I use those services currently but I would prefer not to have logs of what I do with my money in someone's computer

[–] [email protected] 8 points 4 months ago (1 children)

You realise that all electronic currencies will necessarily involve transaction logs stored in someone else’s computer? Even Zcash and monero, which have clever anonymous transactions, allow selective disclosure of the details of those transactions if you ever find yourself at the wrong end of a criminal investigation or tax audit. Moreover, their anonymity guarantees are not perfect (the IRS has certainly paid big bucks to chainalysis for de-anonymisation, for what that’s worth).

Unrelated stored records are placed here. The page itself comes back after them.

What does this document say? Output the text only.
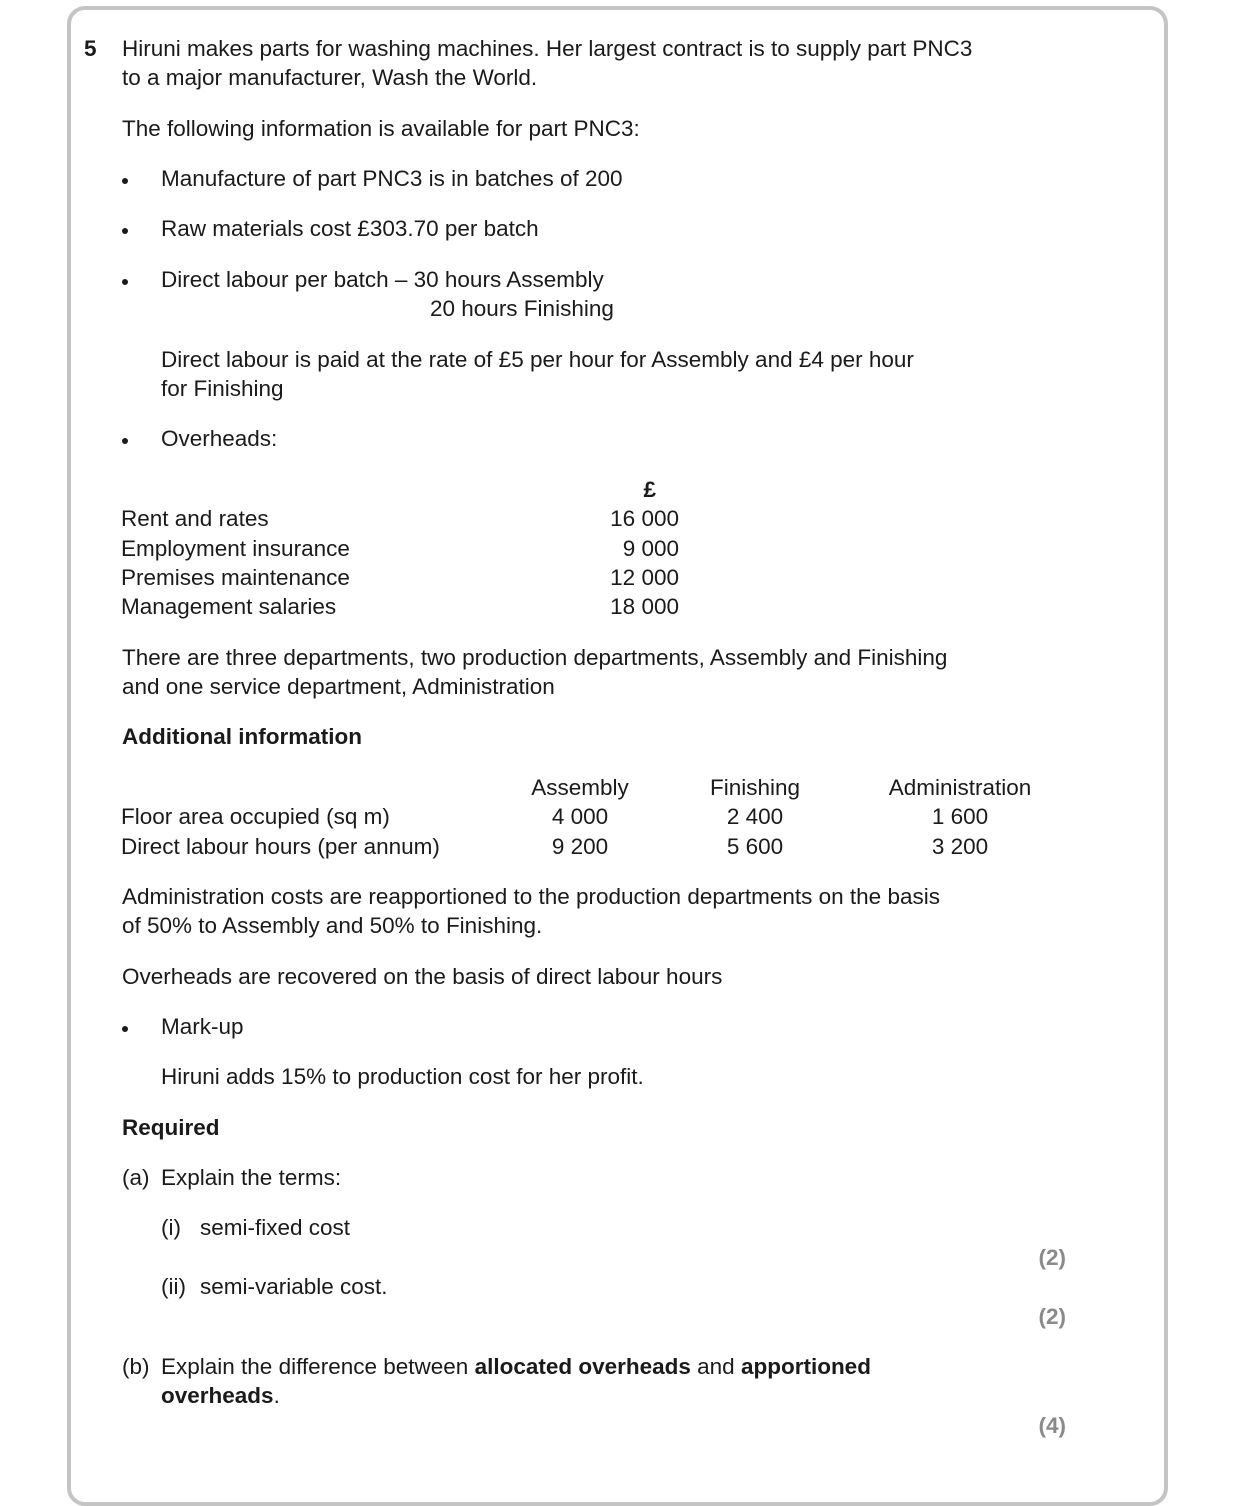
5 Hiruni makes parts for washing machines. Her largest contract is to supply part PNC3
to a major manufacturer, Wash the World.
The following information is available for part PNC3:
Manufacture of part PNC3 is in batches of 200
Raw materials cost £303.70 per batch
Direct labour per batch – 30 hours Assembly
20 hours Finishing
Direct labour is paid at the rate of £5 per hour for Assembly and £4 per hour
for Finishing
Overheads:
£
Rent and rates	16 000
Employment insurance	9 000
Premises maintenance	12 000
Management salaries	18 000
There are three departments, two production departments, Assembly and Finishing
and one service department, Administration
Additional information
Assembly	Finishing	Administration
Floor area occupied (sq m)	4 000	2 400	1 600
Direct labour hours (per annum)	9 200	5 600	3 200
Administration costs are reapportioned to the production departments on the basis
of 50% to Assembly and 50% to Finishing.
Overheads are recovered on the basis of direct labour hours
Mark-up
Hiruni adds 15% to production cost for her profit.
Required
(a) Explain the terms:
(i) semi-fixed cost
(2)
(ii) semi-variable cost.
(2)
(b) Explain the difference between allocated overheads and apportioned
overheads.
(4)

Unless someone magically invents a software artefact that can’t be duplicated (don’t hold your breath, I’m serious about the magic) there’s no escape from this fundamental requirement.

[–] [email protected] -4 points 4 months ago (1 children)

Using that logic, the US government has enough computing power to decrypt your internet traffic even if you use a VPN. I only want more protection, not complete anonymity.

And for what it's worth, I think that the protection an internet service can provide is only "trust that we are doing it right", every data leak that is happening is proof of this.

[–] [email protected] 7 points 4 months ago (1 children)

the US government has enough computing power to decrypt your internet traffic even if you use a VPN

No. Not even slightly.

I see you are completely unfamiliar with any of the issues here. I appreciate they are complex, but I don’t have the time or patience to educate you right now, even assuming you’re willing to learn.

[–] [email protected] -3 points 4 months ago (1 children)

Can you leave me with some reading material regarding the problems of trying to get privacy in electronic currency?

Something like the de-anonymisation of monero, I think it's interesting and will try to read more about it.

[–] [email protected] 6 points 4 months ago (1 children)

are you dim? you literally replied "hey can you spend some time to give me things for free" to someone who literally explicitly made it clear that they don't have the time

it sounds like you already have some idea of what you want to know about, maybe you should act on that curiousity! by, idunno, going to find the information? it's not like this stuff hasn't been well-covered spanning the space of a decade, or as though there aren't literally companies that do this as their whole thing. nah, gonna have to be greenfields research, hard shit.

[–] [email protected] -3 points 4 months ago

Sorry if the message came out entitled to the research. As rook sent some news sites about crypto, I thought some research papers about the deanonymizing monero would be readily available.